11 junho, 2009

Mindrico: A fala secreta dos têxteis de Minde e Mira de Aire (II)

Alé carranchanos e covanos antónio forno da piação dos charales do Ninhou.

Fiquei extremamente chocada com o que li, por um lado pela falta de investigação de base que esta notícia revela (não há qualquer referência ao actual trabalho de documentação e revitalização do minderico, enquadrado no programa DOBES e financiado pela Fundação Volkswagen) e, por outro, pela imprecisão e até mesmo desconhecimento da realidade linguística aqui descrita, bem como por algumas observações do Prof. Abílio Martins.

Comecemos por exemplo pelo título da notícia: "Mindrico: A fala secreta dos têxteis de Minde e Mira de Aire". Que veracidade deve ser concedida a uma notícia que nem sequer "MINDERICO" sabe escrever? Uma coisa é a forma como se diz, outra a forma como se escreve. Curioso os tais estudiosos que a notícia fala não saberem isso. Por outro lado, erros desta natureza na nomeação do tema central da notícia revelam a tal falta de investigação e o fraco trabalho jornalístico a que me refiro no parágrafo anterior.

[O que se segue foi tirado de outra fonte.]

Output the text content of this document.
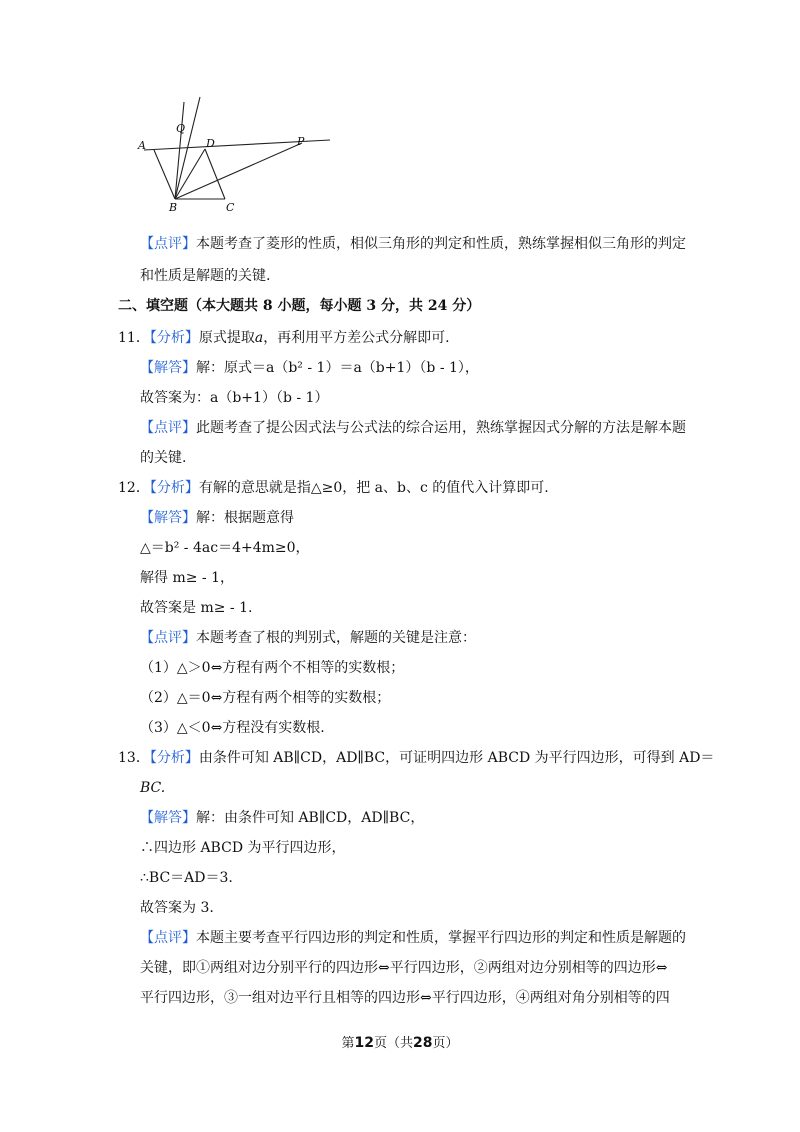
Q
D
A	P
B	C
【点评】本题考查了菱形的性质，相似三角形的判定和性质，熟练掌握相似三角形的判定
和性质是解题的关键.
二、填空题（本大题共 8 小题，每小题 3 分，共 24 分）
11．【分析】原式提取a，再利用平方差公式分解即可.
【解答】解：原式＝a（b² - 1）＝a（b+1）（b - 1），
故答案为：a（b+1）（b - 1）
【点评】此题考查了提公因式法与公式法的综合运用，熟练掌握因式分解的方法是解本题
的关键.
12．【分析】有解的意思就是指△≥0，把 a、b、c 的值代入计算即可.
【解答】解：根据题意得
△＝b² - 4ac＝4+4m≥0，
解得 m≥ - 1，
故答案是 m≥ - 1.
【点评】本题考查了根的判别式，解题的关键是注意：
（1）△＞0⇔方程有两个不相等的实数根；
（2）△＝0⇔方程有两个相等的实数根；
（3）△＜0⇔方程没有实数根.
13．【分析】由条件可知 AB∥CD，AD∥BC，可证明四边形 ABCD 为平行四边形，可得到 AD＝
BC.
【解答】解：由条件可知 AB∥CD，AD∥BC，
∴四边形 ABCD 为平行四边形，
∴BC＝AD＝3.
故答案为 3.
【点评】本题主要考查平行四边形的判定和性质，掌握平行四边形的判定和性质是解题的
关键，即①两组对边分别平行的四边形⇔平行四边形，②两组对边分别相等的四边形⇔
平行四边形，③一组对边平行且相等的四边形⇔平行四边形，④两组对角分别相等的四
第12页（共28页）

Por falar em estudiosos, já agora perguntaria que estudiosos???? Nos cerca de 2 séculos de existência (baseados apenas nos registos escritos) do minderico NUNCA ninguém do nível académico se interessou em estudar A SÉRIO a variante linguística que o minderico representa. O que temos à disposição até ao momento são os glossários produzidos em Minde - sem qualquer intervenção de linguistas, um artigo de Serra Frazão na Revista Lusitana no início do século passado com uma lista de vocábulos mindericos, uma tese de doutoramento de 2004 que faz referência ao minderico (relata apenas a sua existência mas não lhe faz qualquer análise) e NADA MAIS, além do trabalho que eu própria, enquanto linguista, tenho vindo a desenvolver com o minderico desde 2001.

A primeira abordagem científica feita ao minderico foi apresentada por mim na Universidade de Munique em 2004. Onde estão então os estudiosos que tecem considerações sobre uma realidade linguística que desconhecem na íntegra?

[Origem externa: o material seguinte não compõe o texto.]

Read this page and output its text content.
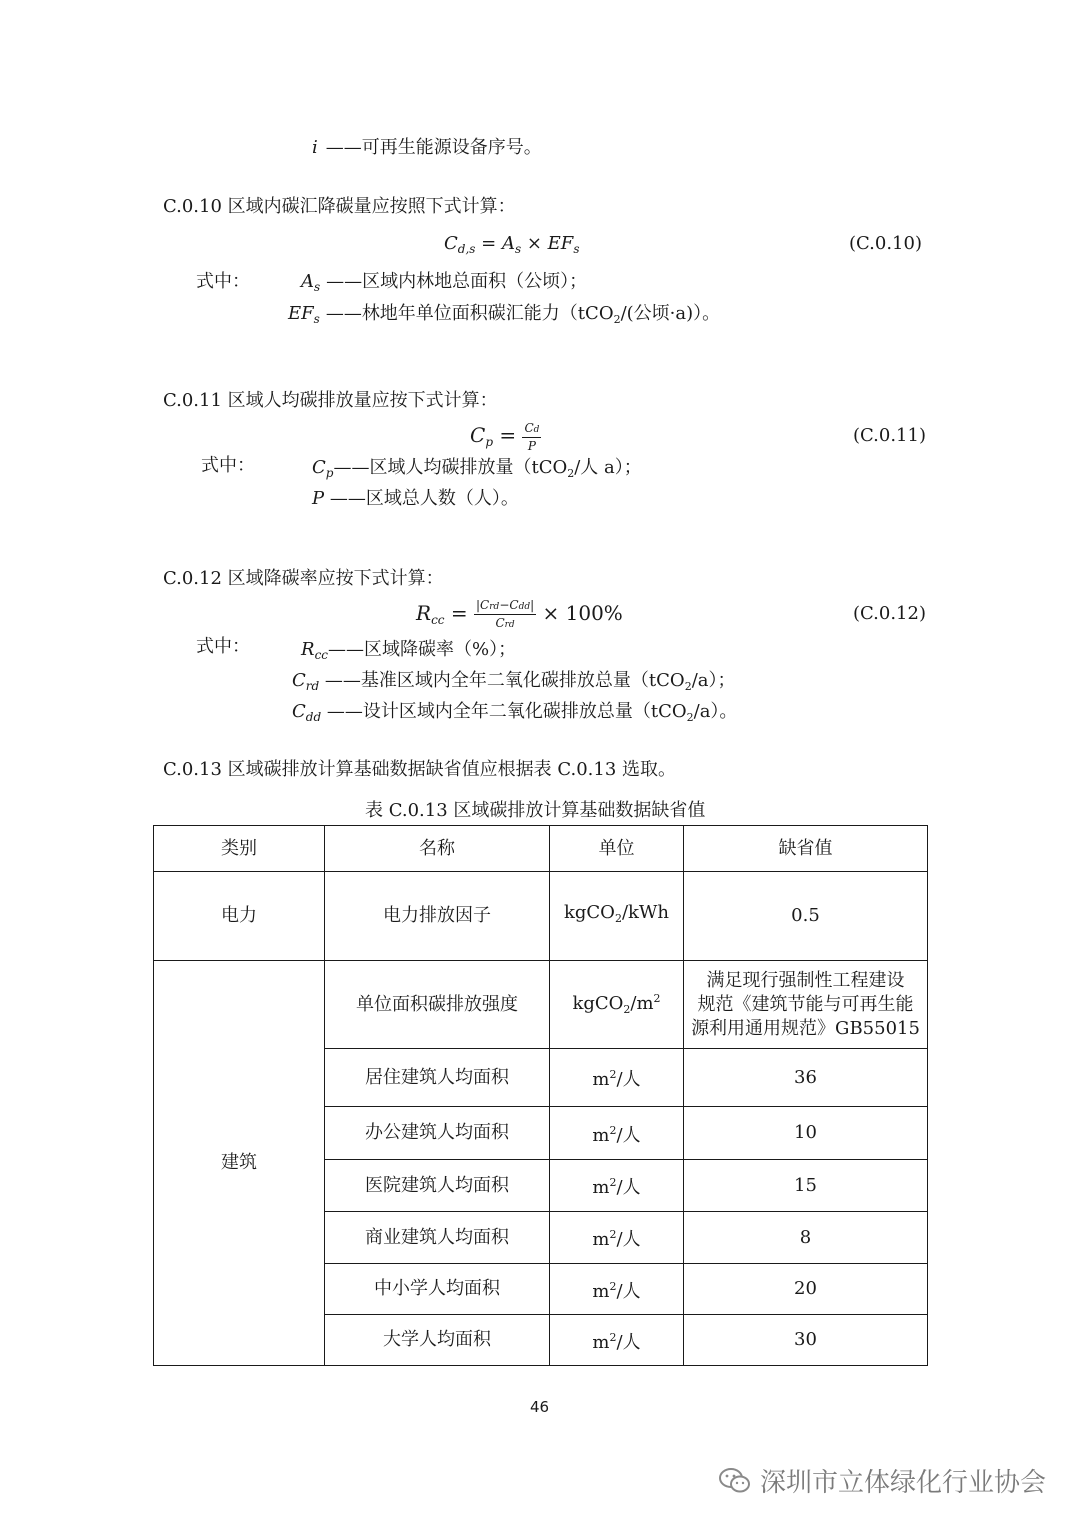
i ——可再生能源设备序号。
C.0.10 区域内碳汇降碳量应按照下式计算：
$C_{d,s} = A_s \times EF_s$	(C.0.10)
式中：	$A_s$ ——区域内林地总面积（公顷）；
$EF_s$ ——林地年单位面积碳汇能力（tCO$_2$/(公顷·a)）。
C.0.11 区域人均碳排放量应按下式计算：
$C_p = \frac{Cd}{P}$	(C.0.11)
式中：	$C_p——$区域人均碳排放量（tCO$_2$/人 a）；
P ——区域总人数（人）。
C.0.12 区域降碳率应按下式计算：
$R_{cc} = \frac{\text{|Crd−Cdd|}}{\text{Crd}} \times 100\%$	(C.0.12)
式中：	$R_{cc}——$区域降碳率（%）；
$C_{rd}$ ——基准区域内全年二氧化碳排放总量（tCO$_2$/a）；
$C_{dd}$ ——设计区域内全年二氧化碳排放总量（tCO$_2$/a）。
C.0.13 区域碳排放计算基础数据缺省值应根据表 C.0.13 选取。
表 C.0.13 区域碳排放计算基础数据缺省值
类别	名称	单位	缺省值
电力	电力排放因子	kgCO$_2$/kWh	0.5
建筑	单位面积碳排放强度	$kgCO_2/m^2$	满足现行强制性工程建设
规范《建筑节能与可再生能
源利用通用规范》GB55015

	居住建筑人均面积	$m^2/$人	36
	办公建筑人均面积	$m^2/$人	10
	医院建筑人均面积	$m^2/$人	15
	商业建筑人均面积	$m^2/$人	8
	中小学人均面积	$m^2/$人	20
	大学人均面积	$m^2/$人	30
46
深圳市立体绿化行业协会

É muito fácil lançar epítetos e elaborar classificações do género "falar secreto sem características para ser considerado língua", "uma língua de comportamento secreto" mas pergunto-me quais são as bases para o fazer? Classificações e considerações baseadas no que "se ouviu dizer" sem análise in loco da realidade em causa são para mim marcas de, por um lado, linguística de secretária e, por outro, total desconhecimento do que se afirma e até uma certa preguiça intelectual.

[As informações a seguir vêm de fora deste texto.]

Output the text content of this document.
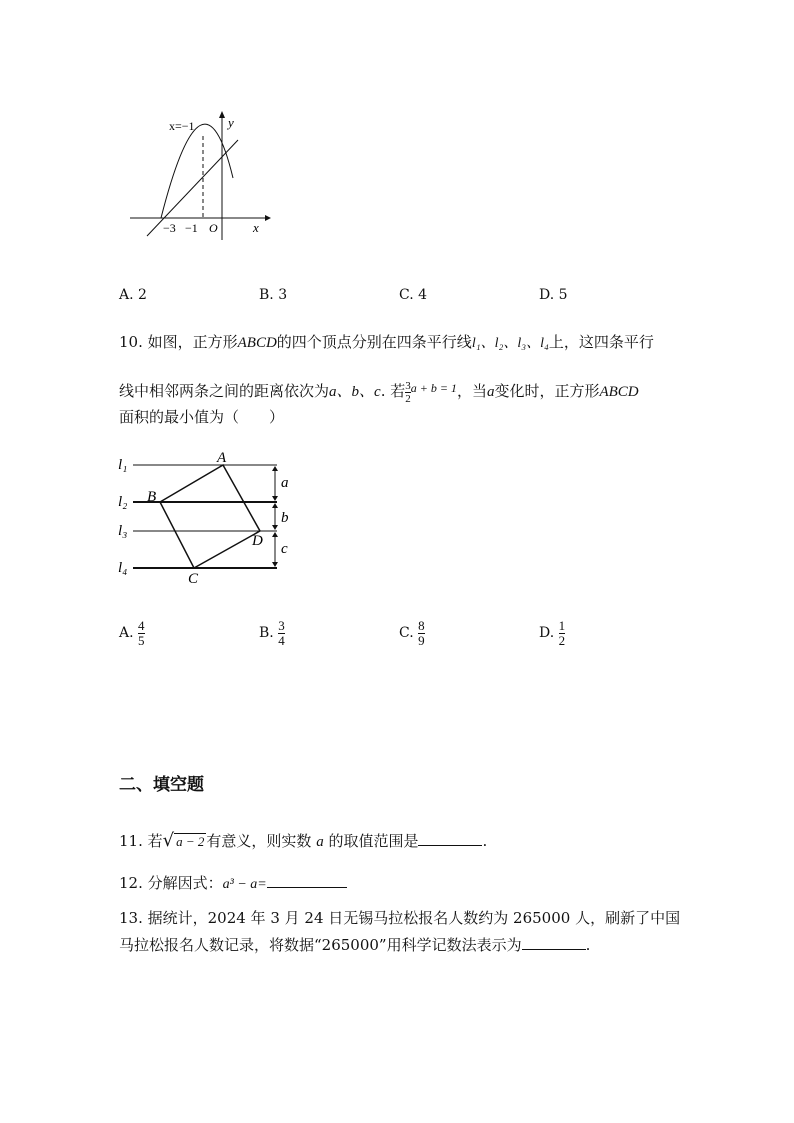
x=−1	y
x
−3 −1 O
A. 2	B. 3	C. 4	D. 5
10. 如图，正方形ABCD的四个顶点分别在四条平行线l₁、l₂、l₃、l₄上，这四条平行
线中相邻两条之间的距离依次为a、b、c. 若 $\frac{3}{2} ^{a + b = 1}$，当a变化时，正方形ABCD
面积的最小值为（　　）
l₁
l₂
l₃
l₄
A
B
C
D
a
b
c
A. $\frac{4}{5}$	B. $\frac{3}{4}$	C. $\frac{8}{9}$	D. $\frac{1}{2}$
二、填空题
11. 若√ a − 2 有意义，则实数 a 的取值范围是	.
12. 分解因式：a³ − a=
13. 据统计，2024 年 3 月 24 日无锡马拉松报名人数约为 265000 人，刷新了中国
马拉松报名人数记录，将数据“265000”用科学记数法表示为	.
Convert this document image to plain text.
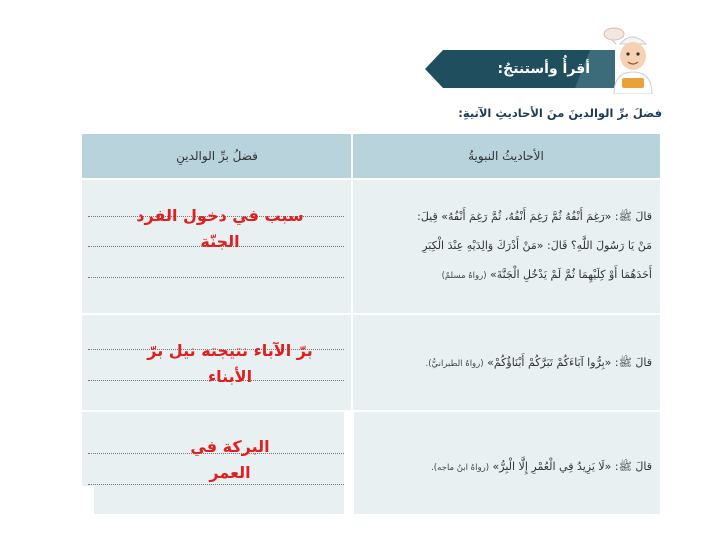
أقرأُ وأستنتجُ:
فضلَ برِّ الوالدينَ منَ الأحاديثِ الآتيةِ:
الأحاديثُ النبويةُ
فضلُ برِّ الوالدينِ
قالَ ﷺ: «رَغِمَ أَنْفُهُ ثُمَّ رَغِمَ أَنْفُهُ، ثُمَّ رَغِمَ أَنْفُهُ» قِيلَ:
مَنْ يَا رَسُولَ اللَّهِ؟ قَالَ: «مَنْ أَدْرَكَ وَالِدَيْهِ عِنْدَ الْكِبَرِ
أَحَدَهُمَا أَوْ كِلَيْهِمَا ثُمَّ لَمْ يَدْخُلِ الْجَنَّةَ» (رواهُ مسلمٌ)
قالَ ﷺ: «بِرُّوا آبَاءَكُمْ تَبَرَّكُمْ أَبْنَاؤُكُمْ» (رواهُ الطبرانيُّ).
قالَ ﷺ: «لَا يَزِيدُ فِي الْعُمْرِ إِلَّا الْبِرُّ» (رواهُ ابنُ ماجه).
سبب في دخول الفرد الجنّة
برّ الآباء نتيجته نيل برّ الأبناء
البركة في العمر
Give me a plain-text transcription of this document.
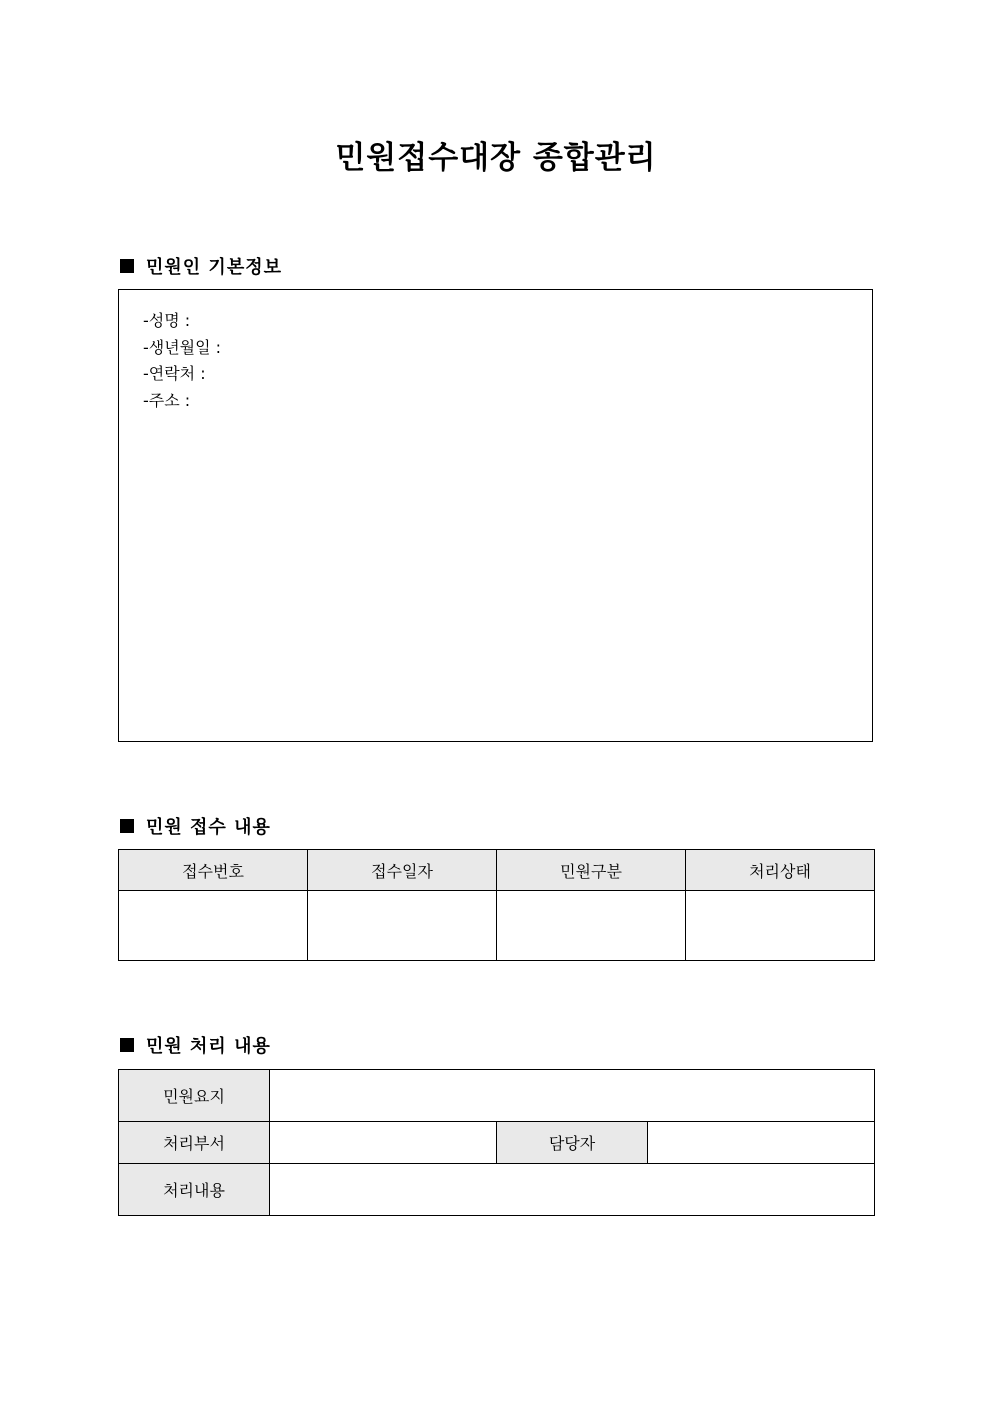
민원접수대장 종합관리
민원인 기본정보
-성명 :
-생년월일 :
-연락처 :
-주소 :
민원 접수 내용
접수번호	접수일자	민원구분	처리상태

민원 처리 내용
민원요지			
처리부서		담당자	
처리내용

Que tipo de factores linguísticos são estes para delimitar o que é ou não uma língua:
a) "Foi a língua em que as pessoas aprenderam a falar e portanto tem um significado afectivo muito forte. " [Afirmação da Prof. Drª. Maria Helena Mira Mateus relativamente ao mirandês]. Neste ponto concordo inteiramente com a Prof. Drª. Maria Helena Mateus. A relação do falante com a sua língua bem como a identificação que daí avdém são de facto factores determinantes para numa classificação língua ou dialecto. Mas sendo assim o minderico também é uma língua! Das várias entrevistas que efectuei em Minde foi-me muita vez relatada a aprendizagem do minderico através de transmissão geracional, de pais para filhos. Tive também oportunidade de constantar no trabalho em Minde a forte relação dos mindericos com o minderico (alguns evitam falá-la, o que é normal em comunidades bilingues; outros, por sua vez, orgulham-se bastante dela). Isso retira ao minderico o significado afectivo forte que o consideraria uma língua de acordo com o argumento da Prof. Drª. Maria Helena Mateus? Ou será este apenas um critério que revela pouco ou nenhum conhecimento da realidade minderica? Por outro lado e voltando a mais um comentário da professora relativamente ao mirandês e comparando-o com o minderico ("Não é uma língua de comportamento secreto"), gostaria de realçar que com o alargamento do vocabulário inicial e dos contextos de utilização, bem como o consequente alargamento da comunidade de falantes (todos os grupos sociais da comunidade minderica) no final do século XIX e inícios do século XX, o minderico afastou-se das suas origens (língua secreta) e, como tal, perdeu também o tal “comportamento secreto”.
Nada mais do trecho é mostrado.